Smettete di sprecare calore durante il processo di lavorazione delle wafer
Se siamo onesti, sprecare energia in una sala pulita è un vero incubo. Quando si riscalda una wafer di silicio, è importante che tutta l’energia infrarossa venga utilizzata per riscaldare il substrato stesso. Non si vuole che questa energia vada persa, trasformando così il corpo del forno in un enorme radiatore.
Ecco perché utilizziamo riflettori rivestiti d’oro. Sembrano una soluzione complicata, ma la logica è davvero semplice.
Perché l’oro?
La maggior parte delle persone inizia con riflettori in alluminio, ma c’è un problema: l’alluminio assorbe una grande quantità di radiazioni infrarosse. L’oro invece no. È estremamente efficace nel rimandare indietro le radiazioni infrarosse a lunghe e medie lunghezze d’onda.

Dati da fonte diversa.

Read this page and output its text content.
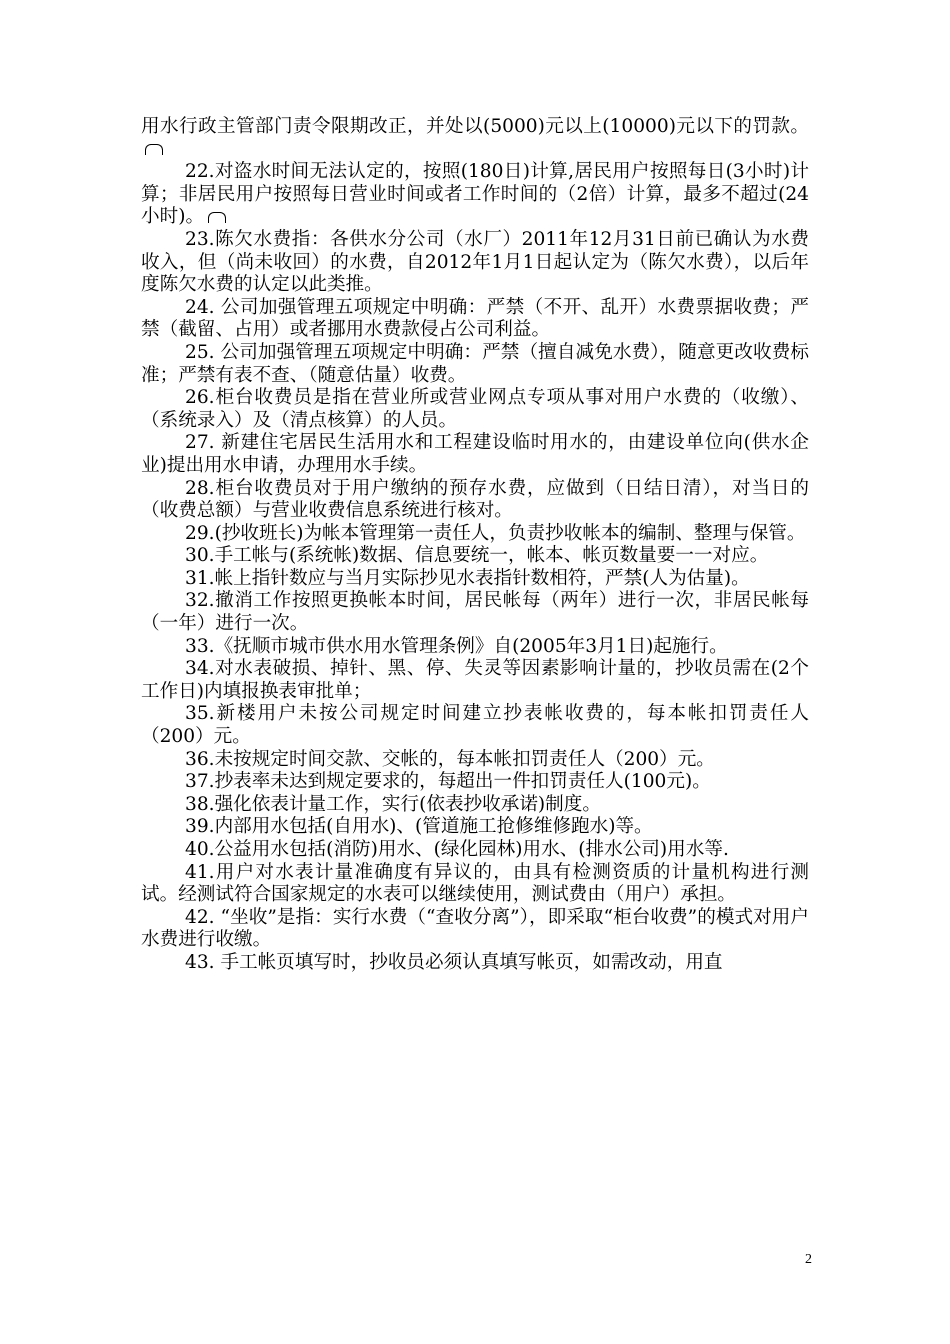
用水行政主管部门责令限期改正，并处以(5000)元以上(10000)元以下的罚款。

22.对盗水时间无法认定的，按照(180日)计算,居民用户按照每日(3小时)计算；非居民用户按照每日营业时间或者工作时间的（2倍）计算，最多不超过(24小时)。

23.陈欠水费指：各供水分公司（水厂）2011年12月31日前已确认为水费收入，但（尚未收回）的水费，自2012年1月1日起认定为（陈欠水费），以后年度陈欠水费的认定以此类推。

24. 公司加强管理五项规定中明确：严禁（不开、乱开）水费票据收费；严禁（截留、占用）或者挪用水费款侵占公司利益。

25. 公司加强管理五项规定中明确：严禁（擅自减免水费），随意更改收费标准；严禁有表不查、（随意估量）收费。

26.柜台收费员是指在营业所或营业网点专项从事对用户水费的（收缴）、（系统录入）及（清点核算）的人员。

27. 新建住宅居民生活用水和工程建设临时用水的，由建设单位向(供水企业)提出用水申请，办理用水手续。

28.柜台收费员对于用户缴纳的预存水费，应做到（日结日清），对当日的（收费总额）与营业收费信息系统进行核对。

29.(抄收班长)为帐本管理第一责任人，负责抄收帐本的编制、整理与保管。

30.手工帐与(系统帐)数据、信息要统一，帐本、帐页数量要一一对应。

31.帐上指针数应与当月实际抄见水表指针数相符，严禁(人为估量)。

32.撤消工作按照更换帐本时间，居民帐每（两年）进行一次，非居民帐每（一年）进行一次。

33.《抚顺市城市供水用水管理条例》自(2005年3月1日)起施行。

34.对水表破损、掉针、黑、停、失灵等因素影响计量的，抄收员需在(2个工作日)内填报换表审批单；

35.新楼用户未按公司规定时间建立抄表帐收费的，每本帐扣罚责任人（200）元。

36.未按规定时间交款、交帐的，每本帐扣罚责任人（200）元。

37.抄表率未达到规定要求的，每超出一件扣罚责任人(100元)。

38.强化依表计量工作，实行(依表抄收承诺)制度。

39.内部用水包括(自用水)、(管道施工抢修维修跑水)等。

40.公益用水包括(消防)用水、(绿化园林)用水、(排水公司)用水等.

41.用户对水表计量准确度有异议的，由具有检测资质的计量机构进行测试。经测试符合国家规定的水表可以继续使用，测试费由（用户）承担。

42. “坐收”是指：实行水费（“查收分离”），即采取“柜台收费”的模式对用户水费进行收缴。

43. 手工帐页填写时，抄收员必须认真填写帐页，如需改动，用直

2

Non stiamo parlando di aumentare la potenza del sistema: si tratta piuttosto di concentrare meglio l’energia. Utilizzando uno strato d’oro di alta precisione, possiamo riportare i fotoni che altrimenti andrebbero persi verso la wafer. Il risultato? Un profilo termico molto più preciso. Non dovrete più preoccuparvi di quei punti caldi che disturbano il processo di essiccazione o cura delle wafer.
L’equilibrio tra riscaldamento e raffreddamento
Di solito questi riscaldatori vengono utilizzati in spazi ristretti, dove non è possibile muovere molta aria. Poiché lo strato d’oro rende il flusso di calore molto più efficiente, è possibile ridurre la potenza dei dispositivi senza compromettere la temperatura desiderata. Il sistema di climatizzazione vi ringrazierà per non aver aggiunto calore inutile nella stanza.
Ma attenzione: non trascurate il raffreddamento. Poiché l’energia è così concentrata, il corpo del dispositivo può comunque surriscaldarsi se il sistema di ventilazione non funziona correttamente. Se optate per ventilatori di scarsa qualità, rischiate che i filamenti si brucino prematuramente.
Cosa significa questo per voi?
Nella pratica, questo significa che tutto procede più velocemente. I tempi di avvio del processo diminuiscono, e la risposta termica diventa più rapida. Per chi gestisce la linea di produzione, ciò significa che più wafer possono essere elaborati in meno tempo, e meno tempo va perso ad aspettare che la macchina sia pronta per il prossimo lotto. È un modo semplice per ottenere maggiore efficienza, senza dover modificare l’intero sistema di alimentazione energetica.